The Korean Neo-Confucianism of Yi Toegye and Yi Yulgok (Part 59)

Note that the whole issue comes from Chu Hsi himself. The real problematic in Chu Hsi’s metaphysics is that, despite his emphasis on the inseparability and interdependence of i and ki in concert phenomena, he definitely affirmed that i and ki are ontologically and conceptually distinguishable. More to the point, this led him to suggest that, although the Four and the Seven are both feelings, they are, like i and ki, different from an ontological and conceptual frame of reference and, therefore, can be represented by i and ki, respectively. The question is, What did he really intend to mean? There is no clear answer to this question, but it can addressed in terms of his philosophy of the mind, human nature, and feelings. Of course, this was a central issue in the Korean Four-Seven debates.

According to Chu Hsi, the mind combines i and ki and commands human nature and feelings. Both the Four and the Seven are feelings, the aroused states of the mind. It follows hat feelings can be manifestations of either i or ki. But Chu Hsi also argued that the Four are fundamentally moral feelings, and Seven can be selfish feelings or desires. Does this, then, imply that the Four cannot energised by ki in the same manner that the Seven are? Should the Four be represented by i only? These questions were significant for the Korean Neo-Confucians.
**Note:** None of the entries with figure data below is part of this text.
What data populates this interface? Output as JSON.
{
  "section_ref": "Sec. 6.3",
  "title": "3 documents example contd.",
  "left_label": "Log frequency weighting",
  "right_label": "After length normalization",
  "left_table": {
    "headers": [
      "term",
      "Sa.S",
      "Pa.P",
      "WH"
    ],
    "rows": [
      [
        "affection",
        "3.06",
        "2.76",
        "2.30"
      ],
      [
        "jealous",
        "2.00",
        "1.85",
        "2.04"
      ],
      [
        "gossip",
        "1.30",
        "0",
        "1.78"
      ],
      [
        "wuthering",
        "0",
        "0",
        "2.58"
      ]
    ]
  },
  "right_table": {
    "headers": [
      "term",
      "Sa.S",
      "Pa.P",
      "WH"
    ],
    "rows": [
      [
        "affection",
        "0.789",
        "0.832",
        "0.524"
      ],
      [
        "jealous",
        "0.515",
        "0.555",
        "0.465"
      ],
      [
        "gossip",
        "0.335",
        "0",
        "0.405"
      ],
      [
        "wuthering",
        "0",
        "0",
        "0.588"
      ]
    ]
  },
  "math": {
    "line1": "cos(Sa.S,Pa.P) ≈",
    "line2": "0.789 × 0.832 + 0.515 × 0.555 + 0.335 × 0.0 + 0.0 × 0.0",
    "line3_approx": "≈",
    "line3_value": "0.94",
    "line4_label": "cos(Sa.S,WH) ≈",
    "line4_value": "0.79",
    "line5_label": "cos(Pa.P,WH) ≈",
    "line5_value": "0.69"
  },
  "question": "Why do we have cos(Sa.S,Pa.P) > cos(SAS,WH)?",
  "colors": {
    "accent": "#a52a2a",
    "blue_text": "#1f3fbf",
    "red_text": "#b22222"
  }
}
Other questions included the the following. How can the Four Beginnings be discussed independent of material force? Furthermore, how can principle, which is explicitly interpreted by Chu Hsi as a passive and Fomless entity in itself, have its own self-manifesting power to emanate the Four Beginnings? Hence, Chu Hsi’s whole metaphysics of i and ki and his moral and psychological philosophy were critically reexamined through the unique Korean style off systematic reasoning and creative interpretation.